This week, North Korea closed off the last avenue of economic cooperation with its rival, South Korea. Pyongyang says the closing of Kaesong — a joint North-South Korean industrial complex — is temporary.
But the move is a big symbolic blow on the Korean peninsula and a potential disaster for some of South Korean businesses that have invested there.
Take Tiger Park, for instance. The South Korean businessman is trying to salvage what he can from his clothing factory in North Korea. On Thursday, his workers drove two trucks filled with uniforms across the border and down to Park’s office in Seoul.
But North Korea won’t allow trucks back inside Kaesong, where Park’s company and about 120 others from South Korea have operations. Park expects to lose most of his inventory, worth hundreds of thousands of dollars.
“More concerning and problematic than the monetary loss is the trust,” says Park, “the trust that we’ve built with our suppliers over the past 30 years is crumbling in a matter of days.”
When Park first opened his factory in Kaesong in 2007, he was full of hope.
He saved money using low-wage North Korean workers and thought that, in some small way, he was helping build bridges between the two Koreas.
“I felt that through my business, I could contribute to peace and become part of a step toward the unification of our peoples,” Park says.
But in recent weeks, North Korea has threatened to attack both South Korea and the United States because it is angry about tightening sanctions aimed at its nuclear weapons program.
A Loss Of Trust
With his inventory now held hostage as a result, Park is concerned about the survival of his business and thinks about what could have been.
“I’m disappointed and heartbroken by the fact that the close organic relationships and the trust built between the employees from North and the South are falling apart,” he says.
When Kaesong broke ground in 2003, it seemed like a smart joint-venture.
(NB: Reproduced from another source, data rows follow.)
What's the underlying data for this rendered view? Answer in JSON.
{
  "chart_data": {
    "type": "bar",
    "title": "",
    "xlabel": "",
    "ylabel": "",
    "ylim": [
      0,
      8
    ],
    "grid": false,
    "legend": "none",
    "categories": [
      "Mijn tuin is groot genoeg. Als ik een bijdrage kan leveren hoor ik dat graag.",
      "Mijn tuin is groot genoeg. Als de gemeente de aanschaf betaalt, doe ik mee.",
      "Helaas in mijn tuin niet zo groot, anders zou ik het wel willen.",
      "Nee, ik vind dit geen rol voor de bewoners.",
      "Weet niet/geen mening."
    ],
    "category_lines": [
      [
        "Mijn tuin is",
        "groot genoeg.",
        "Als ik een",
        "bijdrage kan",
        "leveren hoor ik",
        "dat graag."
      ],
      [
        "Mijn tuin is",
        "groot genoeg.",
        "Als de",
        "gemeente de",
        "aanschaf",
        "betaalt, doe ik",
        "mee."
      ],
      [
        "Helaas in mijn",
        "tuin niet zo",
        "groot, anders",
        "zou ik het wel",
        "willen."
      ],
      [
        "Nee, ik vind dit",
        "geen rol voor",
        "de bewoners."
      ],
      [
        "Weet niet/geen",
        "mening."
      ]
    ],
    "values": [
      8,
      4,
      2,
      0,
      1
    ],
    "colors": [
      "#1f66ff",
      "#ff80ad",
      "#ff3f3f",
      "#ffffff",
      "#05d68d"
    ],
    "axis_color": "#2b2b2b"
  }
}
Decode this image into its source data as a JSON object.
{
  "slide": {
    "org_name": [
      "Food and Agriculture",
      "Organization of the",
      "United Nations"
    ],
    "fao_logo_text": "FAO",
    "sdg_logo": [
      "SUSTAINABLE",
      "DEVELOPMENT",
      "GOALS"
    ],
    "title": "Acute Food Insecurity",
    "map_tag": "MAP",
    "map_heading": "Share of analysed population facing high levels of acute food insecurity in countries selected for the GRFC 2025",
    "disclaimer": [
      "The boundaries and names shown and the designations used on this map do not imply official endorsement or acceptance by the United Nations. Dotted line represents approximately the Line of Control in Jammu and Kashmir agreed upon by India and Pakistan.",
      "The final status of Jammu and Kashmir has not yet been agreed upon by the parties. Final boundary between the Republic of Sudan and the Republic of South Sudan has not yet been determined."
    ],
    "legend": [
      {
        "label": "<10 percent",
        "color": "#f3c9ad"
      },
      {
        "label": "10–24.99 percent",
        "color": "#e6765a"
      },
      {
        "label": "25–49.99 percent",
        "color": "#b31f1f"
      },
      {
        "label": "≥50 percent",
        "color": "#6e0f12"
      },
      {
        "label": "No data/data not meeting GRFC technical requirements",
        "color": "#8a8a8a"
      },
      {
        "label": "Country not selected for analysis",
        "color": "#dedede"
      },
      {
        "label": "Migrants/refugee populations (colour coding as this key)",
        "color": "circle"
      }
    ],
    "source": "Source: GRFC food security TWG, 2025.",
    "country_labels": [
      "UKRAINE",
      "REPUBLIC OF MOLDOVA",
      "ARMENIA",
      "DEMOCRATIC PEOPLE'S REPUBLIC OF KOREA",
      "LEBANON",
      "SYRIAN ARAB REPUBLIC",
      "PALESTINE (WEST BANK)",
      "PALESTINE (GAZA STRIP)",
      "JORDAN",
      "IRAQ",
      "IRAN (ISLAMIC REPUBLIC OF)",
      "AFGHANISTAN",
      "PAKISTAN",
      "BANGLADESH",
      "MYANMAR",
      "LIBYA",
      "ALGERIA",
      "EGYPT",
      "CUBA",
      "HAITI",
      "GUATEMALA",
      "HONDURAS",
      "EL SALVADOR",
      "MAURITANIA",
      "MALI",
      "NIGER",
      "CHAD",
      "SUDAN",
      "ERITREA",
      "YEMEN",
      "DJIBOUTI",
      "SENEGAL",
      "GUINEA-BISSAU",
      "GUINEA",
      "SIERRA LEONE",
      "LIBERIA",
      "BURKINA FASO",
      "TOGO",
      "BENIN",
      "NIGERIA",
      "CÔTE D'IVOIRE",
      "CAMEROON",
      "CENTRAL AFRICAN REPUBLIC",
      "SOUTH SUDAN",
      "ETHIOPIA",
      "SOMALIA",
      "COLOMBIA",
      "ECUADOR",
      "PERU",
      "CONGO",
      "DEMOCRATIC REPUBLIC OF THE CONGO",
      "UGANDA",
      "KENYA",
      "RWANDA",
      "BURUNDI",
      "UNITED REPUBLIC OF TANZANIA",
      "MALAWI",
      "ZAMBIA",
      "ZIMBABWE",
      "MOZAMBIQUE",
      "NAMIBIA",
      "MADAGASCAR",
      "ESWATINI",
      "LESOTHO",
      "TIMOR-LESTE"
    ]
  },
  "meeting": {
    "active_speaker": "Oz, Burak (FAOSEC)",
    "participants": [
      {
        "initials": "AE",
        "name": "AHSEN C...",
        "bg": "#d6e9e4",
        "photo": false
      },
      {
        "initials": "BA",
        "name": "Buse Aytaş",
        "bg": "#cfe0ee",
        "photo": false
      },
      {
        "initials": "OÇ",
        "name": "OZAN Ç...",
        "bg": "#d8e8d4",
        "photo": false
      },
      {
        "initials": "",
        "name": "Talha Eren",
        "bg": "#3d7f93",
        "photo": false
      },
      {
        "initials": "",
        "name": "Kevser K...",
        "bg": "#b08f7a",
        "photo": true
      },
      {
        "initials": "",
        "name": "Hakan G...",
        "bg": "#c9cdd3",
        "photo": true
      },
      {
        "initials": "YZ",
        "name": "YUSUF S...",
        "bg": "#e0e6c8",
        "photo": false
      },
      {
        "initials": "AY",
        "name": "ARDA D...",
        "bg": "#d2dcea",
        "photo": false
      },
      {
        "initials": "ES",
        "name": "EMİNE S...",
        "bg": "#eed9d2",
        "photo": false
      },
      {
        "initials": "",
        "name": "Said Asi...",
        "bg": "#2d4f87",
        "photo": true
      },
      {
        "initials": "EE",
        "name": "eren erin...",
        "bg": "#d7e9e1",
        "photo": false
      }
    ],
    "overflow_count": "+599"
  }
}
North Korea got much-needed hard currency and the capitalist South had a chance to subtly encourage economic opening in the Stalinist North.
“From a business perspective, it had unlimited potential,” says Kang Tae Ho, who covered Kaesong from its inception for the South Korean newspaper, the Hankyoreh. “You could have said it was gold mine, especially for some mid-size businesses with a heavy reliance on labor, such as textiles.”
But Kaesong became a casualty of politics.
When conservatives came to power in Seoul in 2008, they took a harder line and ended the policy of engagement with the North, which Kaesong symbolized.
The next year, North Korea became angry with joint U.S.-South Korean military drills — as they have again this month — and cut off communications at Kaesong for 12 days. If the North closes Kaesong for good, the two countries won’t have much to build on.
“Kaesong is all that is left,” says John Delury, an assistant professor at Yonsei University in Seoul. “If we lose Kaesong, we’re starting the next five years of the inter-Korean relationship on an extremely bad footing.”
But Delury does see some hope. He thinks the closure of Kaesong is really a negotiating tactic — albeit a typically blunt and aggressive one. Delury believes North Korea is really testing South Korea’s new, conservative president, Park Geun Hye.
“They’re not shutting down Kaesong,” says Delury. “They pulling back temporarily and essentially challenging the South Korean president to say: ‘Who are you? What kind of relationship do you want?'”
South Korea on Thursday called for talks with the North to re-open the complex.
Park, the clothing manufacturer, hopes the North responds. That way, at least he can retrieve all that stranded merchandise across the border and save his business.